M.2 for external gpu
This post was created with help from AI. Intended for inspiration only and not as a comprehensive guide. Do your own research!
The motherboard you have is probably enough
I didn’t expect this to work as well as it does. Connecting an external GPU through an M.2 slot sounds like a hack, but it actually gives you better performance than using most motherboard PCIe slots. Here’s the thing that surprised me: my M.2 slot provides PCIe 3.0 x4 bandwidth, while most motherboard expansion slots only give you x1. That’s literally four times the bandwidth.
Hardware
- F9G-BK7 EGPU OCuLink GPU Dock PCIe4.0 X4 This is the dock that actually holds your GPU. The F9G series is pretty reliable, though not cheap. See also: ADT-link
- ONE XPLAYER OCuLink Cable Don’t cheap out here. Better brands have better shielding for longer cables and also allow faster protocols PCI-E 4.0 versus 3.0.
- chenyang Oculink SFF-8612 to PCI-E 4.0 NVME M.2 M-Key Host Adapter This converts your M.2 slot to oculink. Supports all the standard M.2 sizes (2230/2242/2260/2280). It gets poor reviews on amazon but worked for me ¯\(ツ)/¯
- Separate power supply for the external GPU. The connection doesn’t carry power.
The adapters and cables ran me about $100 not counting taxes, shipping, or the PSU.
Janky oculink wire running out the back of the case since I was too lazy to get a base plate.
Getting It Working Is… Involved
You plug everything in, power it up, and get a black screen. That’s normal. The computer detects the external GPU but doesn’t know how to boot with it.
Start by changing the following BIOS settings:
- Enable CSM (Compatibility Support Module) for legacy boot support.
- Disable Secure Boot by clearing the platform keys. You can turn this back on later, there should be an option for reloading the original keys. You can also save your keys to USB and restore them that way too.

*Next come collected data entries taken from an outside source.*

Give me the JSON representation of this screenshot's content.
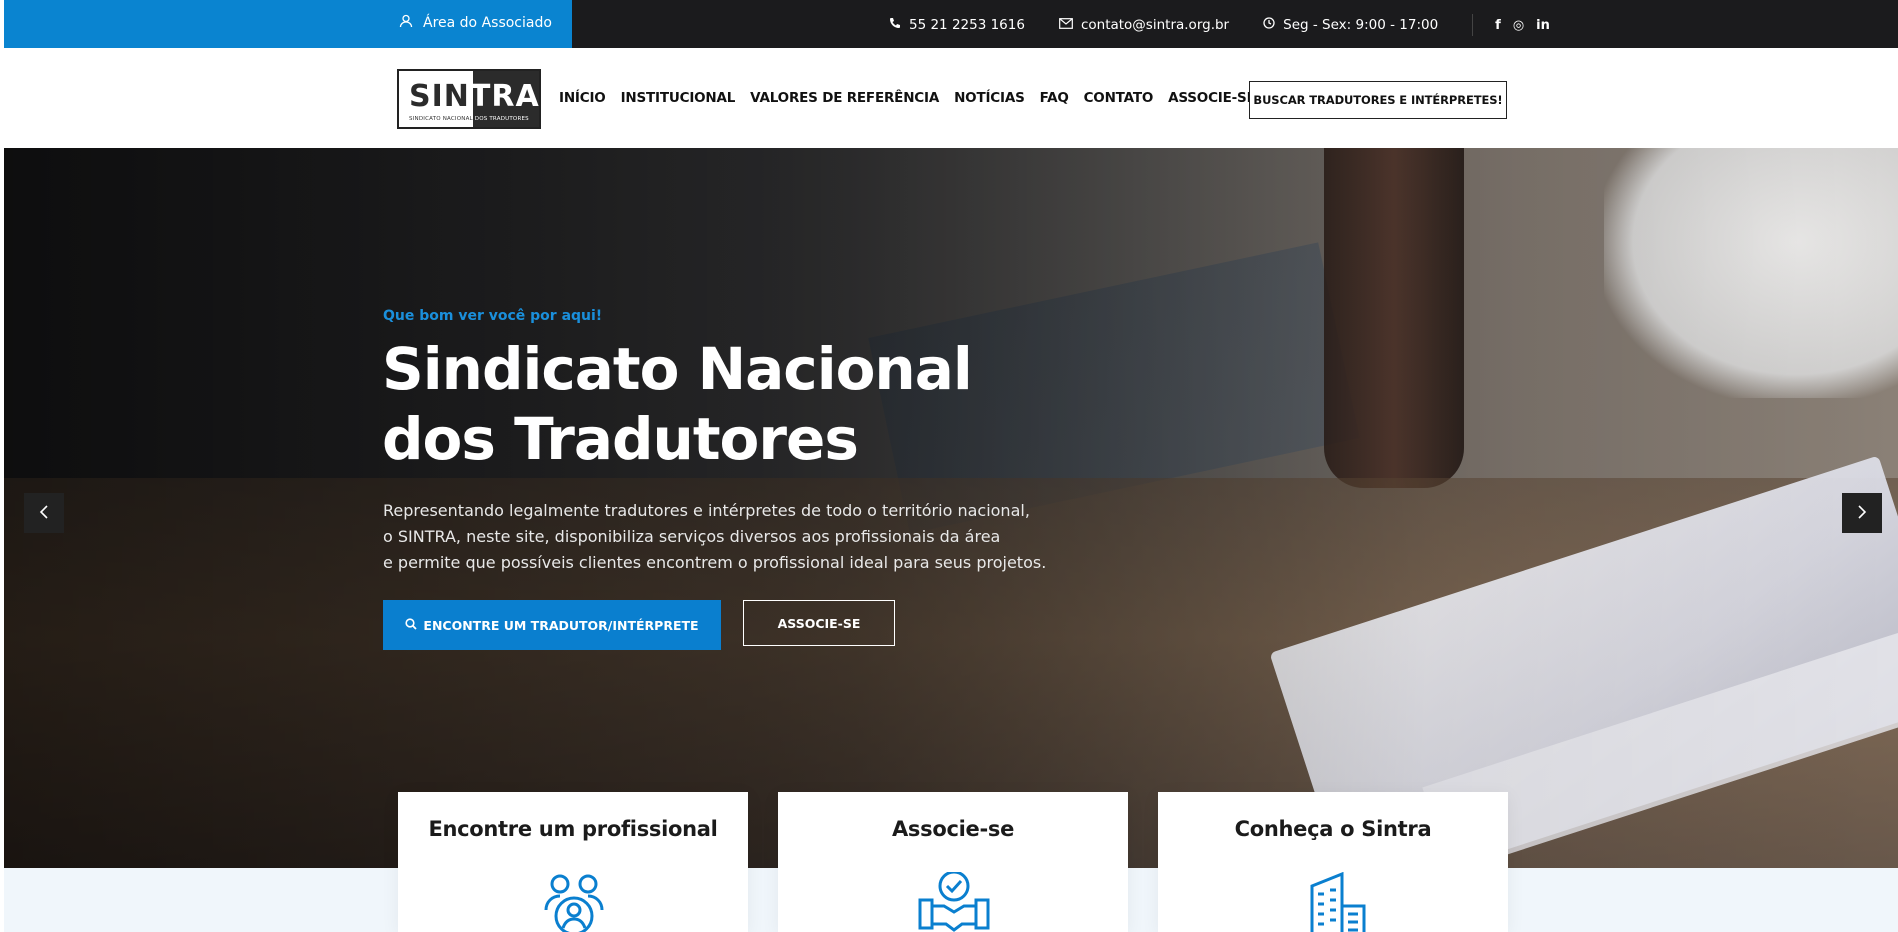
{
  "topbar": {
    "associate_label": "Área do Associado",
    "phone": "55 21 2253 1616",
    "email": "contato@sintra.org.br",
    "hours": "Seg - Sex: 9:00 - 17:00",
    "social": [
      {
        "name": "facebook-icon",
        "glyph": "f"
      },
      {
        "name": "instagram-icon",
        "glyph": "◎"
      },
      {
        "name": "linkedin-icon",
        "glyph": "in"
      }
    ]
  },
  "header": {
    "logo": {
      "word_part1": "SIN",
      "word_part2": "TRA",
      "tagline_part1": "SINDICATO NACIONAL",
      "tagline_part2": "DOS TRADUTORES"
    },
    "nav": [
      "INÍCIO",
      "INSTITUCIONAL",
      "VALORES DE REFERÊNCIA",
      "NOTÍCIAS",
      "FAQ",
      "CONTATO",
      "ASSOCIE-SE"
    ],
    "search_button": "BUSCAR TRADUTORES E INTÉRPRETES!"
  },
  "hero": {
    "kicker": "Que bom ver você por aqui!",
    "title_line1": "Sindicato Nacional",
    "title_line2": "dos Tradutores",
    "desc_line1": "Representando legalmente tradutores e intérpretes de todo o território nacional,",
    "desc_line2": "o SINTRA, neste site, disponibiliza serviços diversos aos profissionais da área",
    "desc_line3": "e permite que possíveis clientes encontrem o profissional ideal para seus projetos.",
    "primary_button": "ENCONTRE UM TRADUTOR/INTÉRPRETE",
    "secondary_button": "ASSOCIE-SE"
  },
  "cards": [
    {
      "title": "Encontre um profissional",
      "icon": "people-icon"
    },
    {
      "title": "Associe-se",
      "icon": "handshake-icon"
    },
    {
      "title": "Conheça o Sintra",
      "icon": "building-icon"
    }
  ],
  "colors": {
    "accent": "#0a84d0",
    "topbar": "#1b1b1d",
    "kicker": "#1a8fdb"
  }
}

- Enable “Above 4G Decoding” for modern GPU support.
- Disable ASPM (Active State Power Management) for the CPU PCIe controller. eGPUs don’t like power management features that can drop the connection.
- Disable CPU PCIe ASPM Mode Control – this is crucial for stability.
- Disable SR-IOV Support because it causes conflicts.
- Set M.2 Link Mode to Gen 3 (or whatever your hardware supports).
Here’s something important about oculink: it doesn’t support hot-plugging like Thunderbolt. Everything has to be connected and powered on before you boot. Power the eGPU dock first, then the computer. No exceptions.
Multi-GPU AI Workloads
Once I got it working, I wanted to test both GPUs for AI stuff. Both GPUs would show VRAM usage when loading a model, but only one would actually process during inference. That seems wrong – if weights are distributed across both GPUs, shouldn’t both be processing?
The issue is usually suboptimal tensor splitting. With llama-server, you can try different configurations:
llama-server -m model.gguf -ngl 99 -sm row --tensor-split 0.5,0.5
If your model fits on one GPU, single-GPU setups often perform better. There’s no inter-GPU communication overhead, faster memory access, and simpler execution. Multi-GPU is mainly useful when the model doesn’t fit on a single card.
GPU Numbering and Gaming
Windows assigned my external GPU as GPU 0 and my main GPU as GPU 1. Some games default to GPU 0, which means they’d use the less powerful external card. You have to manually assign games to use the high-performance GPU through Windows Graphics Settings or your GPU’s control panel.
My motherboard doesn’t have integrated graphics, so there’s no easy way to change which GPU gets which number. The eGPU gets detected first, probably because it’s on a CPU-direct PCIe lane through the M.2 slot.
Monitoring and Debugging
I found Task Manager’s GPU monitoring not that helpful for AI workloads. Even when llama-bench shows good performance, Task Manager shows no GPU activity. Use nvidia-smi -l 1
for real-time monitoring instead.
For testing different configurations, llama-bench is perfect:
# Test single GPU set CUDA_VISIBLE_DEVICES=0 llama-bench -m model.gguf -ngl 99
# Test multi-GPU set CUDA_VISIBLE_DEVICES=0,1 llama-bench -m model.gguf -ngl 99 -sm row --tensor-split 0.5,0.5
Trade-offs
These BIOS changes do have downsides. Disabling Secure Boot reduces protection against boot-level malware. Disabling ASPM increases power consumption slightly. CSM adds some boot time overhead.
But the performance you get from a proper eGPU setup makes it worth it. The M.2 to oculink connection provides solid bandwidth, and you can add serious GPU power to systems that couldn’t otherwise fit large graphics cards.
This isn’t plug-and-play. You need to be comfortable with BIOS settings, troubleshooting boot issues, and accepting some security trade-offs. But if you put in the time to get it right, you end up with something that performs way better than you’d expect from what looks like a janky adapter setup.